Photonics is a form of nanotechnology that allows plants to build structures within their leaves in order to harvest sunlight.

‘We discovered under the microscope, individual chloroplasts in these leaves reflected blue light brightly, almost like a mirror,’ said Matt Jacobs, a PhD student at Bristol University.

The begonias’ blue chloroplasts were examined in greater detail using an electron microscope technique. This is due to the brilliant blue iridescent colouration.

The inner structure of the hair was organized into uniform layers that were only 100 nanometres thick, or 1,000 times as wide as human hair.

With sunlight absorbing membranes (thylakoids), chloroplasts convert the sun’s energy into chemical energy. The light then becomes energy for plants. Large, variable-sized stacks are formed by thylakoids. 

The flowers are loved for their resilience to indoor conditions.

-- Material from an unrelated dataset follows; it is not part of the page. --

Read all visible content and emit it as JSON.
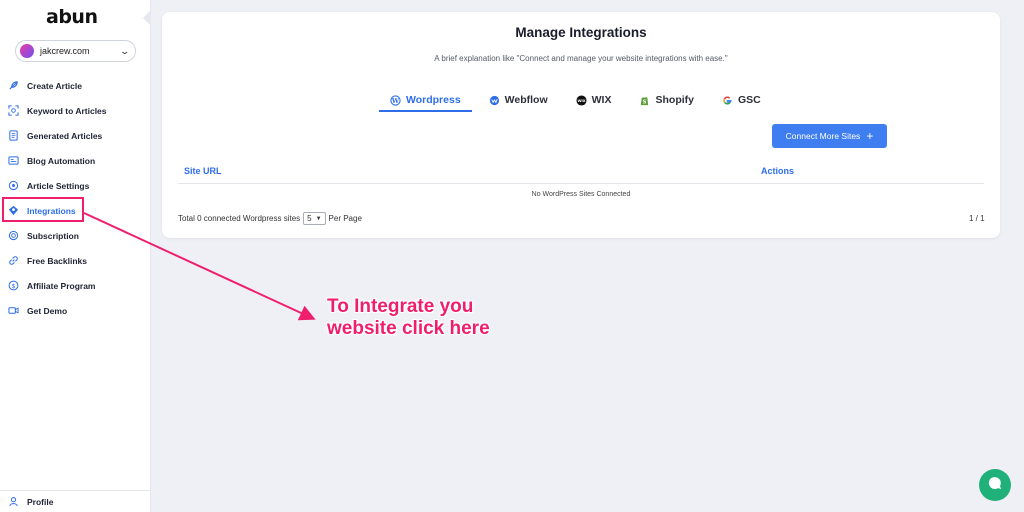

Many begonias are found under tropical trees, so the sunlight reaching the ground might be only a small fraction of the one at the top. These plants need every bit of light to survive.

Begonia pavonina, which is located under thick canopy of tropical rainforests in Malaysia, was chosen by researchers. The unusual chloroplasts (or iridoplasts) in the surface layers of its leaves give it iridescent blue foliage.

The leaves have blue iridescence because they contain three- to four thylakoids, placed in unison.

These structures look very much like the miniature lasers used for controlling light flow.

Malaysian forests have a small amount of sunlight that can reach the plants’ leaves. It is mostly the red-green end of the spectrum.

The iridoplasts focus these wavelengths on the plant’s photosynthesis apparatus, increasing its efficiency by five to ten percent. 

Researchers believe that the unique plant design, which was developed by evolution, could be applied to other plants in order to increase crop yields and/or to create better electronic devices.